Precision and recall are benchmarking metrics provided as output by hap.py. The true positives (TP), false positives (FP), and false negatives (FN) are counted as described by the developers of hap.py. Again, as explained by the authors of hap.py, precision and recall are calculated using the below formulae:

$$\begin{aligned} Precision \, & = \, True \, \,Positives/\left( {True\, \, Positives \, + \, False\, \, Positives} \right) \\ Recall \, & = \, True \, \,Positives/\left( {True \, \,Positives \, + \, False \, \,Negatives} \right) \\ \end{aligned}$$

Other metrics reported by hap.py, such as variants outside the high confidence truth set regions and transition or transversion SNP type, can be found in the extended.csv files included in the vcfComparison directories for each GIAB sample in our GitHub repository..

The total number of bases per sample in a particular region of interest as specified by the corresponding bed file was computed using a bash command provided in the Additional file 25.

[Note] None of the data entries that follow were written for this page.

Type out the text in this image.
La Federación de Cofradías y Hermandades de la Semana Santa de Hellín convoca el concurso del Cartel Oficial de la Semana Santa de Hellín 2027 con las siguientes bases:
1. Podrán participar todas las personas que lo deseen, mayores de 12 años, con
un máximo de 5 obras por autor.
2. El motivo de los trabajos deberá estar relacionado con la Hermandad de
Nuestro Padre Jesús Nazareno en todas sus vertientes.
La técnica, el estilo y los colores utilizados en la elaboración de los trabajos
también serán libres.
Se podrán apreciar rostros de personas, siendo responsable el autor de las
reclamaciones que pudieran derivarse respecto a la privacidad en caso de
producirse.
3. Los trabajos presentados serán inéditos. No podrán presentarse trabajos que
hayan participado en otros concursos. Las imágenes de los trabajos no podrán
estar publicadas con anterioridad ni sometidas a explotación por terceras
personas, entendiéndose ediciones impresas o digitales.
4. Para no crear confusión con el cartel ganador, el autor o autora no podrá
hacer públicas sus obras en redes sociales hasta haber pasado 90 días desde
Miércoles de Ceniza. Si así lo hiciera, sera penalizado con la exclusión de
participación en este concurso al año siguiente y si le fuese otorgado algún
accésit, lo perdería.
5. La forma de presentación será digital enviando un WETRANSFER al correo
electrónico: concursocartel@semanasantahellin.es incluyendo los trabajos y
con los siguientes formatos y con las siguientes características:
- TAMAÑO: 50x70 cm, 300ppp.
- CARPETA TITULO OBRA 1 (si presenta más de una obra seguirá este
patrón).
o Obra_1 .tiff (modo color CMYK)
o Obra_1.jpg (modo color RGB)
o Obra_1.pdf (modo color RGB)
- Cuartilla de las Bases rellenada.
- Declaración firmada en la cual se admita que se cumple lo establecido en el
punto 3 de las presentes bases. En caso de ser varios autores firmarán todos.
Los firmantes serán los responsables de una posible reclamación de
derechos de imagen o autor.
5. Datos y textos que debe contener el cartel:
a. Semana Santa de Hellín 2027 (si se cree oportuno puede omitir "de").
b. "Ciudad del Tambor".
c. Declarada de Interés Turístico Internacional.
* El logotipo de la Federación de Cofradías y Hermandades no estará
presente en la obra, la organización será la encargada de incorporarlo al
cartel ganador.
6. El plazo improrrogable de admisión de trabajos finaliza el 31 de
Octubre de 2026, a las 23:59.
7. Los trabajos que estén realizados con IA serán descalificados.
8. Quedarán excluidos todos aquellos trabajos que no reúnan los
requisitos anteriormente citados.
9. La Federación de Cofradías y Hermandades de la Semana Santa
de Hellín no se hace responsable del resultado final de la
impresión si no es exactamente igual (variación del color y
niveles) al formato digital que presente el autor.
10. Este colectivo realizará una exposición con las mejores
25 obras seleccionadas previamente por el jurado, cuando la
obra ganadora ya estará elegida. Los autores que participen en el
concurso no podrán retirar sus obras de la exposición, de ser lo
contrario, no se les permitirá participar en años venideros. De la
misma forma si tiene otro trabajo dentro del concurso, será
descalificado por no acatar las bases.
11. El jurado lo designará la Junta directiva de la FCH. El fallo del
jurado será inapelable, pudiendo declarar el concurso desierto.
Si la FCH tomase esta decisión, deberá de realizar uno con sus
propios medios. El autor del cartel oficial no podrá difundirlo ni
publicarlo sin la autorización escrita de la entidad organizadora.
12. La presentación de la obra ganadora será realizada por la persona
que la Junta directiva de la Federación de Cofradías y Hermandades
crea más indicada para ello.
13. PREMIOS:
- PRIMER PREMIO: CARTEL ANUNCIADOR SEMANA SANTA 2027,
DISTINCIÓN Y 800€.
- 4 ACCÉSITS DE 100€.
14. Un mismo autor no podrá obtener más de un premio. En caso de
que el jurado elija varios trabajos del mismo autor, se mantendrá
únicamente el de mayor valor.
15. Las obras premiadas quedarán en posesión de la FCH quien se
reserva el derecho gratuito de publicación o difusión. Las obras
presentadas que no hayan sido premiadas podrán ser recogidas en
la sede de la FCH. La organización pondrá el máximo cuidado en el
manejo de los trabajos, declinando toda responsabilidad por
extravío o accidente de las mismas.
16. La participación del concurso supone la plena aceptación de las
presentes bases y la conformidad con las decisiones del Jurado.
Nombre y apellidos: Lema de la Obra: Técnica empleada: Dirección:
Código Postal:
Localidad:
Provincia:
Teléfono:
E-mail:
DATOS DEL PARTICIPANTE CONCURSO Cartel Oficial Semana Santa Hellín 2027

True negatives (TN) and Total Negatives are computed using the following:

$$\begin{aligned} & TN \, = \, Total\, \, number\, \, of \, \,bases \, \,in \, \,the\, \, region \, \,of\, \, interest \, - \, \left( {True \, \,Positives \, + \, False\, \, Positives \, + \, False \, \,Negatives} \right) \\ & Total \, Negatives \, = \, True \, \,Negatives \, + \, False \, Positives \\ \end{aligned}$$

The Negative Percentage Agreement (NPA) or specificity as recommended by the FDA [50] is calculated using the following:

$${\text{NPA }} = True \, \,Negatives/Total \, \,Negatives.$$

Generation of ROC curves outside of benchmarking workflow

There is an option for the user to generate benchmarking metrics and corresponding ROC curves using another popular vcf comparison tool called vcfeval in RTG-core’s suite of tools [51]. However, this option is currently not available as part of the validated benchmarking workflow. The ROC plots were obtained using the dockerized version of RTG-core, available in Docker Hub as vandhanak/rtg-core:3.11. The input sample VCF used contained variants called by the germline variant caller GATK HaplotypeCaller v3.7. The default value, genotype quality (GQ), for the parameter vcf-score-field was used. Further, the parameter evaluation-regions was set to the truth bed file corresponding to the region of interest for the GIAB sample. ROC plots were generated using the rocplot tool within RTG. In order to demonstrate this functionality, one GIAB sample, NA24143 was used for the benchmarking on the three stratified regions of interest utilizing the corresponding ground-truth sets.